In September 2001, the Alberta Department of Energy delivered a report of CBM that recommended establishing subcommittees to look at specific sections where changes might be made, including environmental rules. But the report itself doesn't represent government policy and the lack of regulatory clarity adds another level of uncertainty.


Closer Zoom of San Juan Basin

Technical challenges

Although the exploration risk for finding coal beds is minimal, that's not where the risks end. The geological and technical risks are huge and make CBM production a capital-intensive proposition on par with Alberta's mega-project oil sands developments.

For starters, each CBM play is unique, requiring different techniques for drilling, completing and stimulating wells. If the coal bed is too shallow pressures are not high enough to absorb the methane on the coal surface and if it's too deep the pressure is shut off and collapses the fracture, making it impossible to retrieve the methane gas. Ideal conditions in Canada are between 400 and 1000 metres (1200-3000 feet) below the surface.

The San Juan Basin in Colorado holds its methane in 30 to 60 foot thick coal beds that lie 1,600 to 3,300 feet underground. The gas in the Powder River Basin lies in more permeable seams at a depth of 600 feet.

Production can be tricky and potential players need a large land base, as the wells produce at very low rates and it can take up to two years to reach peak levels. But once in production, the CBM well's production continues for several years -- some U.S. wells are still producing after 20 years.
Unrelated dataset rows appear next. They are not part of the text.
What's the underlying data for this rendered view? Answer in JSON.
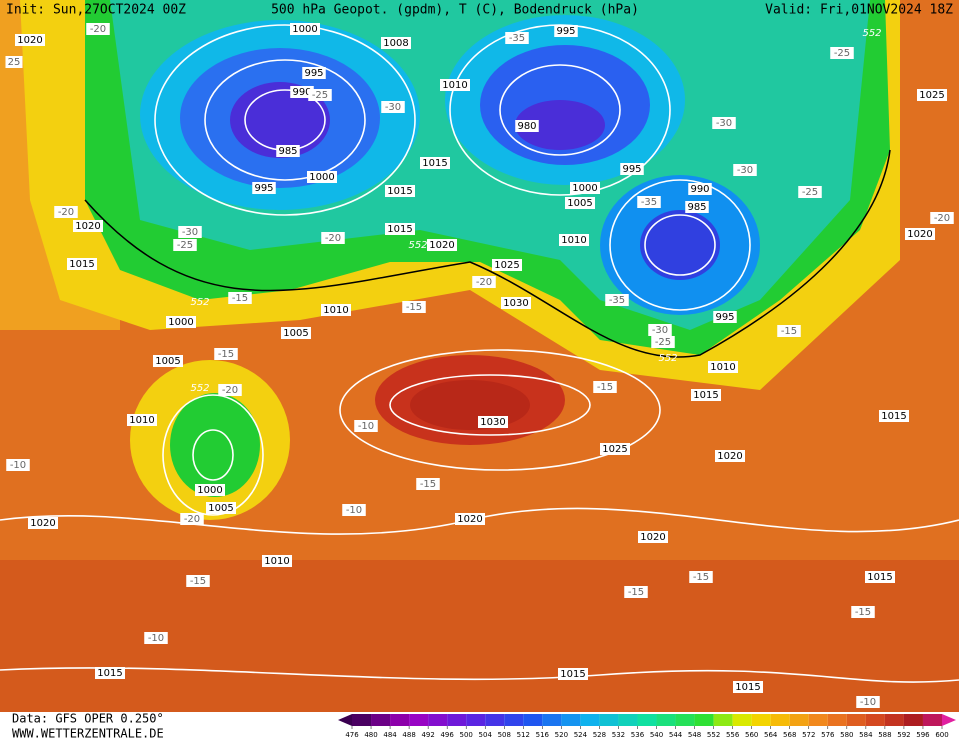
{
  "header": {
    "init": "Init: Sun,27OCT2024 00Z",
    "title": "500 hPa Geopot. (gpdm), T (C), Bodendruck (hPa)",
    "valid": "Valid: Fri,01NOV2024 18Z"
  },
  "footer": {
    "data_source": "Data: GFS OPER 0.250°",
    "website": "WWW.WETTERZENTRALE.DE"
  },
  "colorbar": {
    "ticks": [
      476,
      480,
      484,
      488,
      492,
      496,
      500,
      504,
      508,
      512,
      516,
      520,
      524,
      528,
      532,
      536,
      540,
      544,
      548,
      552,
      556,
      560,
      564,
      568,
      572,
      576,
      580,
      584,
      588,
      592,
      596,
      600
    ]
  },
  "map": {
    "pressure_labels": [
      "1020",
      "1000",
      "1008",
      "995",
      "990",
      "1010",
      "985",
      "995",
      "1000",
      "1015",
      "1015",
      "1015",
      "1020",
      "1025",
      "1030",
      "1010",
      "1005",
      "1000",
      "1005",
      "1010",
      "1020",
      "1015",
      "1000",
      "1005",
      "1020",
      "1010",
      "1015",
      "1015",
      "1015",
      "1030",
      "1025",
      "1020",
      "1020",
      "1020",
      "1015",
      "1015",
      "1015",
      "1010",
      "1020",
      "1025",
      "995",
      "980",
      "1000",
      "1005",
      "1010",
      "995",
      "990",
      "985",
      "995"
    ],
    "temperature_labels": [
      "25",
      "-20",
      "-35",
      "-25",
      "-25",
      "-30",
      "-30",
      "-30",
      "-25",
      "-35",
      "-20",
      "-20",
      "-30",
      "-25",
      "-20",
      "-20",
      "-15",
      "-15",
      "-35",
      "-30",
      "-25",
      "-15",
      "-15",
      "-20",
      "-15",
      "-10",
      "-10",
      "-15",
      "-10",
      "-20",
      "-15",
      "-15",
      "-15",
      "-15",
      "-10",
      "-10"
    ],
    "height_labels": [
      "552",
      "552",
      "552",
      "552",
      "552"
    ]
  }
}
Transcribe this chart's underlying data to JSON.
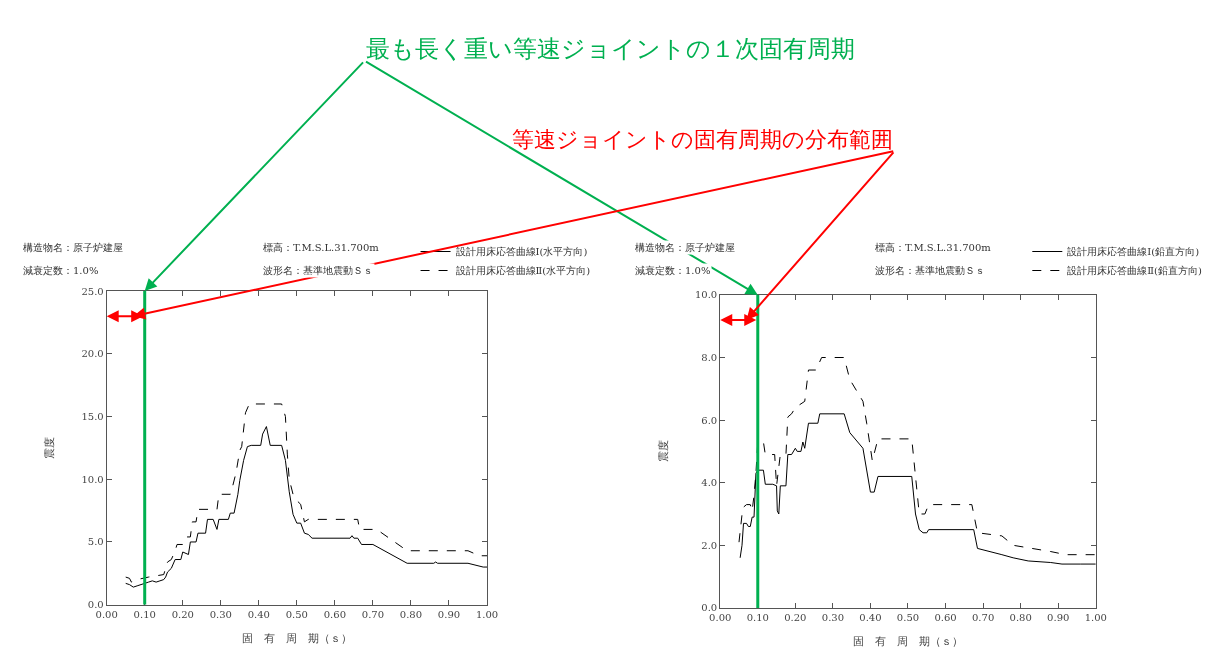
{
  "chart_data": [
    {
      "type": "line",
      "xlabel": "固　有　周　期（ｓ）",
      "ylabel": "震度",
      "legend": "top right",
      "marker": "none",
      "annotations": [
        "構造物名：原子炉建屋",
        "減衰定数：1.0%",
        "標高：T.M.S.L.31.700m",
        "波形名：基準地震動Ｓｓ",
        {
          "text": "最も長く重い等速ジョイントの１次固有周期",
          "x": 0.1,
          "y": 25
        },
        "等速ジョイントの固有周期の分布範囲"
      ],
      "xlim": [
        0,
        1
      ],
      "xticks": [
        {
          "value": 0,
          "label": "0.00"
        },
        {
          "value": 0.1,
          "label": "0.10"
        },
        {
          "value": 0.2,
          "label": "0.20"
        },
        {
          "value": 0.3,
          "label": "0.30"
        },
        {
          "value": 0.4,
          "label": "0.40"
        },
        {
          "value": 0.5,
          "label": "0.50"
        },
        {
          "value": 0.6,
          "label": "0.60"
        },
        {
          "value": 0.7,
          "label": "0.70"
        },
        {
          "value": 0.8,
          "label": "0.80"
        },
        {
          "value": 0.9,
          "label": "0.90"
        },
        {
          "value": 1,
          "label": "1.00"
        }
      ],
      "ylim": [
        0,
        25
      ],
      "yticks": [
        {
          "value": 0,
          "label": "0.0"
        },
        {
          "value": 5,
          "label": "5.0"
        },
        {
          "value": 10,
          "label": "10.0"
        },
        {
          "value": 15,
          "label": "15.0"
        },
        {
          "value": 20,
          "label": "20.0"
        },
        {
          "value": 25,
          "label": "25.0"
        }
      ],
      "ref_lines": [
        {
          "axis": "x",
          "value": 0.1,
          "color": "#00b050"
        }
      ],
      "series": [
        {
          "name": "設計用床応答曲線Ⅰ(水平方向)",
          "color": "#000000",
          "line_style": "solid",
          "x": [
            0.05,
            0.06,
            0.07,
            0.08,
            0.1,
            0.11,
            0.12,
            0.13,
            0.14,
            0.15,
            0.155,
            0.16,
            0.17,
            0.18,
            0.195,
            0.2,
            0.215,
            0.22,
            0.235,
            0.24,
            0.26,
            0.265,
            0.28,
            0.29,
            0.295,
            0.32,
            0.325,
            0.335,
            0.345,
            0.35,
            0.36,
            0.37,
            0.38,
            0.405,
            0.41,
            0.42,
            0.43,
            0.46,
            0.47,
            0.48,
            0.49,
            0.5,
            0.51,
            0.52,
            0.53,
            0.54,
            0.64,
            0.645,
            0.65,
            0.66,
            0.67,
            0.7,
            0.79,
            0.86,
            0.865,
            0.87,
            0.95,
            0.99,
            1.0
          ],
          "values": [
            1.7,
            1.6,
            1.4,
            1.5,
            1.7,
            1.8,
            1.9,
            1.8,
            1.9,
            2.0,
            2.2,
            2.6,
            2.9,
            3.6,
            3.6,
            4.2,
            4.0,
            5.0,
            5.0,
            5.7,
            5.7,
            6.8,
            6.8,
            6.0,
            6.8,
            6.8,
            7.3,
            7.3,
            8.8,
            9.9,
            11.5,
            12.6,
            12.7,
            12.7,
            13.6,
            14.2,
            12.7,
            12.7,
            11.5,
            9.0,
            7.2,
            6.5,
            6.5,
            5.7,
            5.6,
            5.3,
            5.3,
            5.5,
            5.3,
            5.3,
            4.8,
            4.8,
            3.3,
            3.3,
            3.4,
            3.3,
            3.3,
            3.0,
            3.0
          ]
        },
        {
          "name": "設計用床応答曲線Ⅱ(水平方向)",
          "color": "#000000",
          "line_style": "dashed",
          "x": [
            0.05,
            0.06,
            0.065,
            0.08,
            0.11,
            0.13,
            0.15,
            0.16,
            0.17,
            0.18,
            0.185,
            0.2,
            0.21,
            0.22,
            0.225,
            0.235,
            0.24,
            0.29,
            0.295,
            0.325,
            0.33,
            0.34,
            0.35,
            0.355,
            0.365,
            0.375,
            0.46,
            0.47,
            0.475,
            0.48,
            0.49,
            0.5,
            0.51,
            0.52,
            0.53,
            0.66,
            0.665,
            0.71,
            0.79,
            0.95,
            0.98,
            1.0
          ],
          "values": [
            2.2,
            2.1,
            1.8,
            2.0,
            2.2,
            2.3,
            2.4,
            3.4,
            3.6,
            4.3,
            4.8,
            4.8,
            5.4,
            5.4,
            6.6,
            6.6,
            7.6,
            7.6,
            8.8,
            8.8,
            9.3,
            10.5,
            12.3,
            12.6,
            15.3,
            16.0,
            16.0,
            15.0,
            12.0,
            10.0,
            8.8,
            8.3,
            8.0,
            6.6,
            6.8,
            6.8,
            6.0,
            6.0,
            4.3,
            4.3,
            3.9,
            3.9
          ]
        }
      ]
    },
    {
      "type": "line",
      "xlabel": "固　有　周　期（ｓ）",
      "ylabel": "震度",
      "legend": "top right",
      "marker": "none",
      "annotations": [
        "構造物名：原子炉建屋",
        "減衰定数：1.0%",
        "標高：T.M.S.L.31.700m",
        "波形名：基準地震動Ｓｓ"
      ],
      "xlim": [
        0,
        1
      ],
      "xticks": [
        {
          "value": 0,
          "label": "0.00"
        },
        {
          "value": 0.1,
          "label": "0.10"
        },
        {
          "value": 0.2,
          "label": "0.20"
        },
        {
          "value": 0.3,
          "label": "0.30"
        },
        {
          "value": 0.4,
          "label": "0.40"
        },
        {
          "value": 0.5,
          "label": "0.50"
        },
        {
          "value": 0.6,
          "label": "0.60"
        },
        {
          "value": 0.7,
          "label": "0.70"
        },
        {
          "value": 0.8,
          "label": "0.80"
        },
        {
          "value": 0.9,
          "label": "0.90"
        },
        {
          "value": 1,
          "label": "1.00"
        }
      ],
      "ylim": [
        0,
        10
      ],
      "yticks": [
        {
          "value": 0,
          "label": "0.0"
        },
        {
          "value": 2,
          "label": "2.0"
        },
        {
          "value": 4,
          "label": "4.0"
        },
        {
          "value": 6,
          "label": "6.0"
        },
        {
          "value": 8,
          "label": "8.0"
        },
        {
          "value": 10,
          "label": "10.0"
        }
      ],
      "ref_lines": [
        {
          "axis": "x",
          "value": 0.1,
          "color": "#00b050"
        }
      ],
      "series": [
        {
          "name": "設計用床応答曲線Ⅰ(鉛直方向)",
          "color": "#000000",
          "line_style": "solid",
          "x": [
            0.053,
            0.058,
            0.062,
            0.07,
            0.075,
            0.08,
            0.085,
            0.09,
            0.095,
            0.1,
            0.115,
            0.12,
            0.14,
            0.15,
            0.152,
            0.156,
            0.16,
            0.175,
            0.18,
            0.19,
            0.2,
            0.205,
            0.215,
            0.22,
            0.225,
            0.235,
            0.26,
            0.265,
            0.33,
            0.345,
            0.38,
            0.4,
            0.41,
            0.42,
            0.51,
            0.52,
            0.53,
            0.54,
            0.55,
            0.555,
            0.675,
            0.685,
            0.75,
            0.78,
            0.82,
            0.88,
            0.91,
            0.96,
            1.0
          ],
          "values": [
            1.6,
            2.0,
            2.7,
            2.7,
            2.6,
            2.6,
            2.9,
            2.9,
            4.3,
            4.4,
            4.4,
            3.95,
            3.95,
            3.9,
            3.1,
            3.0,
            3.9,
            3.9,
            4.9,
            4.9,
            5.1,
            5.0,
            5.0,
            5.3,
            5.1,
            5.9,
            5.9,
            6.2,
            6.2,
            5.6,
            5.1,
            3.7,
            3.7,
            4.2,
            4.2,
            3.0,
            2.5,
            2.4,
            2.4,
            2.5,
            2.5,
            1.9,
            1.7,
            1.6,
            1.5,
            1.45,
            1.4,
            1.4,
            1.4
          ]
        },
        {
          "name": "設計用床応答曲線Ⅱ(鉛直方向)",
          "color": "#000000",
          "line_style": "dashed",
          "x": [
            0.05,
            0.06,
            0.07,
            0.08,
            0.085,
            0.09,
            0.095,
            0.1,
            0.115,
            0.12,
            0.145,
            0.15,
            0.16,
            0.175,
            0.18,
            0.19,
            0.2,
            0.225,
            0.235,
            0.255,
            0.27,
            0.33,
            0.345,
            0.38,
            0.39,
            0.405,
            0.42,
            0.51,
            0.53,
            0.545,
            0.555,
            0.67,
            0.685,
            0.75,
            0.78,
            0.88,
            0.92,
            1.0
          ],
          "values": [
            2.1,
            3.2,
            3.3,
            3.3,
            3.1,
            3.6,
            4.3,
            5.3,
            5.3,
            4.9,
            4.9,
            3.9,
            4.9,
            4.9,
            6.1,
            6.2,
            6.4,
            6.6,
            7.6,
            7.6,
            8.0,
            8.0,
            7.3,
            6.6,
            5.9,
            4.7,
            5.4,
            5.4,
            3.0,
            3.0,
            3.3,
            3.3,
            2.4,
            2.3,
            2.0,
            1.8,
            1.7,
            1.7
          ]
        }
      ]
    }
  ]
}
The initial capital investments are huge and success is not guaranteed because the amount of gas that can be produced depends not only on the correct depth, but on the thickness and lateral continuity of the coal, the level of permeability that is controlled by the amount of fracturing or cleats, and other barriers such as impermeable layers and faults or folds that keep the gas trapped within the coal seam.

"The key to coal bed methane production is a large land position, as it requires a large coal seam to make the play economic," says Jeffery. CBM extraction also requires twice as many wells as a natural gas play. Instead of one hole per 640 acres, CBM demands as many as one well every 80 acres, costing between C$100,000 to 400,000 per well.

The challenge for all the companies involved in CBM extraction is clearly to achieve economies of scale to be competitive with U.S. producers who have drilled more than 13,000 wells since 1990 and

produced 3.5 billion cubic feet of gas per day last year.

Drilling wells cheaply and efficiently is what will make or break economies. Several Canadian technologies, such as coil tubing and horizontal drilling, will help with the tricky task. But they will have to be modified to deal with the uncertain nature of CBM.

New Technology

For almost six years, the Alberta Research Council has been working with the Canadian, U.S. and other governments to enhance methane recovery by injecting carbon dioxide from large producers of greenhouse gases into coal beds. The technique has helped increase recovery from the San Juan coal beds, but research in Alberta is still inconclusive.

The process is called enhanced coal bed methane recovery and is similar to the popular practices of using CO 2 injection to enhance

production from oil reservoirs. In this method the injected CO 2 is

absorbed by the coal and stored in the pore matrix of the coal seams, releasing the trapped methane that can be sold for a profit. The process results in two or three molecules of CO 2 absorbed for each

molecule of methane released. In this closed process, the CO2

produced from the coal-burning or methane-burning power plants is injected into the CBM reservoirs to produce more methane, and the cycle continues.

Speculation is that over the next five years Canada could see as many as 1000 CBM wells and the gas play could be as large as 1 billion cubic feet -- significantly less than the Canadian Gas Potential Committee's estimates of up to 486 tcf leading some to speculate that CBM will not offset North America's dwindling natural gas reserves in any significant way. Time will tell.